Given a the methylation levels from two individuals at a given cytosine site, this function computes the J information divergence (JD) between methylation levels. The motivation to introduce JD in Methyl-IT is founded on:

1. It is a symmetrised form of Kullback–Leibler divergence ($$D_{KL}$$). Kullback and Leibler themselves actually defined the divergence as: $$D_{KL}(P || Q) + D_{KL}(Q || P)$$, which is symmetric and nonnegative, where the probability distributions P and Q are defined on the same probability space (see reference (1) and Wikipedia).

2. In general, JD is highly correlated with Hellinger divergence, which is the main divergence currently used in Methyl-IT (see examples for function estimateDivergence.

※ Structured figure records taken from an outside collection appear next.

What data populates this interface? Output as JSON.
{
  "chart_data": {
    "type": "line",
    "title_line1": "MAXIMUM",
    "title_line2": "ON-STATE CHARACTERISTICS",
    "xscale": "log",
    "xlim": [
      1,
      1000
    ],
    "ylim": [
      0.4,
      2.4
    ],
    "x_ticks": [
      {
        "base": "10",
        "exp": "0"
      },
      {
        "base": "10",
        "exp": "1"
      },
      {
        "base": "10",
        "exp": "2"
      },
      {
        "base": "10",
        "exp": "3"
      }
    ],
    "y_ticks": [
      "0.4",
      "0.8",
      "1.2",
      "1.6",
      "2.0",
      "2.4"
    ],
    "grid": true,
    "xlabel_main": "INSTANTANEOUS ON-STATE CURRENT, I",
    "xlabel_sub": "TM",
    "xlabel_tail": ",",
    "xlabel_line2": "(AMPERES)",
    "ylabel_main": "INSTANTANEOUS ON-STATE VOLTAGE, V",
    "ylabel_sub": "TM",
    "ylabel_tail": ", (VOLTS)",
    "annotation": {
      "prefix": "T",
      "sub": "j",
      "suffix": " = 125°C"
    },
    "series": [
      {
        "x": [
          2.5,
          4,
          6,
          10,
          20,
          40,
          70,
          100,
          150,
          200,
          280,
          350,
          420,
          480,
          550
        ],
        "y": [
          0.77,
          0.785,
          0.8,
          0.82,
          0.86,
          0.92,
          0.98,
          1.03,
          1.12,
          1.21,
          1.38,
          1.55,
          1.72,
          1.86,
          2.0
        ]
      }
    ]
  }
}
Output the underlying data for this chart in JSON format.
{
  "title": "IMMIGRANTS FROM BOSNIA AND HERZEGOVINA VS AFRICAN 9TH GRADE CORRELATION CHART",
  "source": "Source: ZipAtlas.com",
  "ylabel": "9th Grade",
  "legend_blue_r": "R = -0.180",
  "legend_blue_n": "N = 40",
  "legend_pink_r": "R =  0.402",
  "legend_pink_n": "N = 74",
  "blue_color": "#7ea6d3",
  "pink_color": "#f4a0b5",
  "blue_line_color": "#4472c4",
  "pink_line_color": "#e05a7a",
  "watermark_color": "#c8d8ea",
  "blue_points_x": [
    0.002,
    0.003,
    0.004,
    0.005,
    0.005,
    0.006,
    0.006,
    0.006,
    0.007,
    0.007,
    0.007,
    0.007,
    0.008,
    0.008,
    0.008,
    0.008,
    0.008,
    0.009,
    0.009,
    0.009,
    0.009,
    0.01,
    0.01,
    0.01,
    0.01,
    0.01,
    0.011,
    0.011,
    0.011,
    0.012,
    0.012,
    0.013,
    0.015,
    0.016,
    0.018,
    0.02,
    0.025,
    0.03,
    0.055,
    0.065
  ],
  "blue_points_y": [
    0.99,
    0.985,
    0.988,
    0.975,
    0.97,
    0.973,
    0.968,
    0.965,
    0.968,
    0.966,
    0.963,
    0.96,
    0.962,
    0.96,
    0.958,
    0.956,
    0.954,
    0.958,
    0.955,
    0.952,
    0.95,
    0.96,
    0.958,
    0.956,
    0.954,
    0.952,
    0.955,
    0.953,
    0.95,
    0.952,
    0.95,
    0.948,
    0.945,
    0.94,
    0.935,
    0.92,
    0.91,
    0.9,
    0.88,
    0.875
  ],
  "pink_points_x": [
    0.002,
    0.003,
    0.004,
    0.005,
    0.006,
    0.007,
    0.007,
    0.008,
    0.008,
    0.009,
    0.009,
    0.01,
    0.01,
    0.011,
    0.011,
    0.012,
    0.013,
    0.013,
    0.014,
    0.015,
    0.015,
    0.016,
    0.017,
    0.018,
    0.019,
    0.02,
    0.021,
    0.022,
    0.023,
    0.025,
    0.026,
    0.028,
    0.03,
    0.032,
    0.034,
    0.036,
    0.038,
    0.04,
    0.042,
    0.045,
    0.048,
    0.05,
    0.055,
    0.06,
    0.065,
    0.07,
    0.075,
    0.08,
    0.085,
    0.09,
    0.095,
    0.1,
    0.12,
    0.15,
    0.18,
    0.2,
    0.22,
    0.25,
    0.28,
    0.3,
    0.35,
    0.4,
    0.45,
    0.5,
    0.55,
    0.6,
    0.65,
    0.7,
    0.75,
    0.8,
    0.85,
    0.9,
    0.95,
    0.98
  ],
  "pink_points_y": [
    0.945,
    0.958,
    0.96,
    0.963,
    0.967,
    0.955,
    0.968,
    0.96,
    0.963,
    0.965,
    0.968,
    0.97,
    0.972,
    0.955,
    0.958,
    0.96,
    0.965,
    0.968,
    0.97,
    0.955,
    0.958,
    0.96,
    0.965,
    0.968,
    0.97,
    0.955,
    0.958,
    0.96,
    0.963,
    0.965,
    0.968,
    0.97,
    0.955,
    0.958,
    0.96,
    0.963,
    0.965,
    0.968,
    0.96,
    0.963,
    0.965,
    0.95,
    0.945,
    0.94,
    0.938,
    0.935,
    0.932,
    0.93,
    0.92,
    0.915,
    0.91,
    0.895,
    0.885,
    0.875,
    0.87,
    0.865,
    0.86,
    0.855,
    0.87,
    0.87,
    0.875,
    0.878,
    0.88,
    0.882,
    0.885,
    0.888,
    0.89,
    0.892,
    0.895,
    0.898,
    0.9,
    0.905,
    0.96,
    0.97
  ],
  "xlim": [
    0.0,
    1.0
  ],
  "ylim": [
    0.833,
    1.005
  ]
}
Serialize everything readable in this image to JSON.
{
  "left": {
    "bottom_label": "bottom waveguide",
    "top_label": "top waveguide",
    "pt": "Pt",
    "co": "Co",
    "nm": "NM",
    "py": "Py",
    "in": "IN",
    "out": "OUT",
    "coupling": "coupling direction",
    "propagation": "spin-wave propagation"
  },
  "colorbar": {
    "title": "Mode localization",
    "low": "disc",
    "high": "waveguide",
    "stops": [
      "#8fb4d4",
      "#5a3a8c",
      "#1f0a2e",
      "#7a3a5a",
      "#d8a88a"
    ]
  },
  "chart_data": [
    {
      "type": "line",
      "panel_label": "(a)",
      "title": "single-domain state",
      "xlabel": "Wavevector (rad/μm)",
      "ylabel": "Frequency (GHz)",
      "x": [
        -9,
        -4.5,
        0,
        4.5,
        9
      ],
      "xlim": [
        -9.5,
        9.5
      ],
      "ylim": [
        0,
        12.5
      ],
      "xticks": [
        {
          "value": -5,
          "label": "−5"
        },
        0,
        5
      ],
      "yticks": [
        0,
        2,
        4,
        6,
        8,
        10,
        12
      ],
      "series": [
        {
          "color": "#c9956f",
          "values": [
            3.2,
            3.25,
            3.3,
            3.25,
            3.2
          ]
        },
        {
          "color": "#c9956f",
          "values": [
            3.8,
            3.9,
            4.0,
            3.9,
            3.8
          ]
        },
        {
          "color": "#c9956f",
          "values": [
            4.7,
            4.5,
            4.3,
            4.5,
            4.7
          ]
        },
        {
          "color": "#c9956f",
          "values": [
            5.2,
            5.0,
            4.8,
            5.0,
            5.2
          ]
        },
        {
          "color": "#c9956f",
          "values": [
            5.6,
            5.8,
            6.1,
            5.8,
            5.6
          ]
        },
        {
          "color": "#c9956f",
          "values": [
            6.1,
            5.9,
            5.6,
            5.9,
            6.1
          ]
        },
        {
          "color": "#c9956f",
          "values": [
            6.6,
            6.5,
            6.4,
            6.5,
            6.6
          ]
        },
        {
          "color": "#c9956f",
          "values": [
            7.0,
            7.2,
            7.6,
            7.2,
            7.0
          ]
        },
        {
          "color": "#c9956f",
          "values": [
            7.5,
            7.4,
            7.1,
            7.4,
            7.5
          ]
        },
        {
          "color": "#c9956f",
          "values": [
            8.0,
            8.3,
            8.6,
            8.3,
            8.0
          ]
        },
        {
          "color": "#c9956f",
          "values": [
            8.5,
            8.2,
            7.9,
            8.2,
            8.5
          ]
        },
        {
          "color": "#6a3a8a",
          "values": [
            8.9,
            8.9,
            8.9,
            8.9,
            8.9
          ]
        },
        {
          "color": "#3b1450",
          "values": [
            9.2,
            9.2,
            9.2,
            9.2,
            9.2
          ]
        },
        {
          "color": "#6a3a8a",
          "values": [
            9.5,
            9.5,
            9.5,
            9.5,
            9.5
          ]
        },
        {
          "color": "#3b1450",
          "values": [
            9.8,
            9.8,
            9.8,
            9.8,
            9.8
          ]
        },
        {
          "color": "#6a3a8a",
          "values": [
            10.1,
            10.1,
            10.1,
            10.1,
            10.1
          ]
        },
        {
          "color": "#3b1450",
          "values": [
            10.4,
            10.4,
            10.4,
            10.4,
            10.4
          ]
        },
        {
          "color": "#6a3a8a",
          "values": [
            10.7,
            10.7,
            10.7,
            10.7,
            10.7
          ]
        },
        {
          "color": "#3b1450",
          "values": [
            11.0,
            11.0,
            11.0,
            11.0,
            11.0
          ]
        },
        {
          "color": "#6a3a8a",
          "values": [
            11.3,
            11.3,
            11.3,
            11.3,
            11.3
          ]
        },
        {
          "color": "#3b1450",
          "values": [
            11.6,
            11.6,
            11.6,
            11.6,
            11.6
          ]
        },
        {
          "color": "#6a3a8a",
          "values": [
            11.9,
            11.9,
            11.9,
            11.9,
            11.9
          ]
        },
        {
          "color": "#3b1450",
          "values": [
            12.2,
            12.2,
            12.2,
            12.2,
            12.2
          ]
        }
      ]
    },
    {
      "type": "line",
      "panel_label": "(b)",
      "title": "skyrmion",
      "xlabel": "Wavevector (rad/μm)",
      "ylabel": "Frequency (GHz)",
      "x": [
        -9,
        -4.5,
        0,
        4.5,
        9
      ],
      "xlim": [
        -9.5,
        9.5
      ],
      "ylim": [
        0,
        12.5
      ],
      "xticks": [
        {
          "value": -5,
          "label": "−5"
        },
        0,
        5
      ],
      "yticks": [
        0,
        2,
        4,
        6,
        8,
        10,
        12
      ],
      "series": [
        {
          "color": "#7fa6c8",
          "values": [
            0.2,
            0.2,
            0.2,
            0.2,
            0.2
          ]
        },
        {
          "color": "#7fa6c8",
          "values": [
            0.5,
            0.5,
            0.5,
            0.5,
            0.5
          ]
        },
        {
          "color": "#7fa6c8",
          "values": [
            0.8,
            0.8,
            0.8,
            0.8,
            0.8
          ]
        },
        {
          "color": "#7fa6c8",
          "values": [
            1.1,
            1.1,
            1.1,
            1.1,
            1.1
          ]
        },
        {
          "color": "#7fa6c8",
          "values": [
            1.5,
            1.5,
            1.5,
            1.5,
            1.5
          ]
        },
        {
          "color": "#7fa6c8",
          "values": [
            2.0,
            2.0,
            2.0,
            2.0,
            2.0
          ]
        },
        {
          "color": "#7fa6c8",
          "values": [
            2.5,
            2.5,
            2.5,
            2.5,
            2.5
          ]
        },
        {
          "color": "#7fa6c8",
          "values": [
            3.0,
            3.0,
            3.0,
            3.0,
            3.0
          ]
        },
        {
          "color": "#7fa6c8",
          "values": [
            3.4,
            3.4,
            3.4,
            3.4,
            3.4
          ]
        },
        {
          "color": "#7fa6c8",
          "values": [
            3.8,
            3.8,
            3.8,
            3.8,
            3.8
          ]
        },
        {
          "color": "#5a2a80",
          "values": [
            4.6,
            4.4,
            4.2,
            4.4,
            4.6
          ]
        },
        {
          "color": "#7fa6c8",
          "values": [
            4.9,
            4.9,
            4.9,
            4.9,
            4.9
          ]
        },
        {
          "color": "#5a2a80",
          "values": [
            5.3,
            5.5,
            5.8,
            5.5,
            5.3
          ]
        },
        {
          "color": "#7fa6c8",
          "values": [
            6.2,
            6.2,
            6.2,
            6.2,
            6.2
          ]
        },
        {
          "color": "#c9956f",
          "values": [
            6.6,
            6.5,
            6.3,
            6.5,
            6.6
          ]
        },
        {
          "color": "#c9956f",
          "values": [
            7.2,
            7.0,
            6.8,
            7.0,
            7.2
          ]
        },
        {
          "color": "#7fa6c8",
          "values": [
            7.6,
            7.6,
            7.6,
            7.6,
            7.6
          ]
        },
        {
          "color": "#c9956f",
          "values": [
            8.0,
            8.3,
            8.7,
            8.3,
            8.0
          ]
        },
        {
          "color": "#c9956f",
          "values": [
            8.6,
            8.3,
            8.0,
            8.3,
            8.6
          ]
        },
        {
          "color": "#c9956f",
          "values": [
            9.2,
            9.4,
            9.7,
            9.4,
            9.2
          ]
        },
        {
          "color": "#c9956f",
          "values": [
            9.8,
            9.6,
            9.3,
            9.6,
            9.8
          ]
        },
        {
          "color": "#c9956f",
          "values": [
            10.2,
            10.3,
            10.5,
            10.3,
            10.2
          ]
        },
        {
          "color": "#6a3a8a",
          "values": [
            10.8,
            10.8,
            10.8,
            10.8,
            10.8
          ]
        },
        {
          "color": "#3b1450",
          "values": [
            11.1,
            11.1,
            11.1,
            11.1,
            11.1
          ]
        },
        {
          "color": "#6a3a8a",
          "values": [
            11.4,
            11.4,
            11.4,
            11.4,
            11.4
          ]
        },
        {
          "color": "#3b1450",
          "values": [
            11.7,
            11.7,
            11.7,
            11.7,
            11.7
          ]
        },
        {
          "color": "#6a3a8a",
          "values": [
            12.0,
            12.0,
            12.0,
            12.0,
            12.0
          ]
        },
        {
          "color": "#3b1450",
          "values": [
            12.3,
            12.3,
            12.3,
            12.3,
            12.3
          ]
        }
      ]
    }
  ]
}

3. By construction, the unit of measurement of JD is: bit of information, which set the basis for further information-thermodynamics analyses.

estimateJDiv(
p,
logbase = 2,
stat = FALSE,
n = NULL,
output = c("single", "all")
)

## Arguments

p

A numerical vector of the methylation levels $$p = (p1, p2)$$ from individuals 1 and 2.

logbase

Logarithm base used to compute the JD. Logarithm base 2 is used as default. Use logbase = exp(1) for natural logarithm.

stat

logical(1). Whether to compute the statistic with asymptotic Chi-squared distribution with one degree of freedom (details).

n

An integer vector $$n = (n_1, n_2)$$ carrying the coverage used in the computation of the methylation levels $$p = (p_1, p_2)$$. Default is NULL. If provided, then the coverages are used to compute J divergence statistic as reported in reference (3), which follows Chi-squared probablity distribution.

output

Optional. If 'stat = TRUE', whether to return $$JD$$ and its asymptotic chi-squared statistic.

## Value

The J divergence value for the given methylation levels is returned

## Details

The methylation levels $$p_{ij}$$, at a given cytosine site i from an individual j, lead to the probability vectors $$p^{ij} = (p_{ij}, 1 - p_{ij})$$. Then, the J-information divergence between the methylation levels $$p_{ij}$$ and $$q^i = (q_i, 1 - q_i)$$, used as reference, is given by (1-2):

$$JD(p^{ij}, q^i) = ((p_{ij} - q_i) * log(p_{ij}/q_i) + (q_i - p_{ij}) * log((1 - p_{ij})/(1 - q_i)))/2$$

Missing methylation levels, reported as NA or NaN, are replaced with zero.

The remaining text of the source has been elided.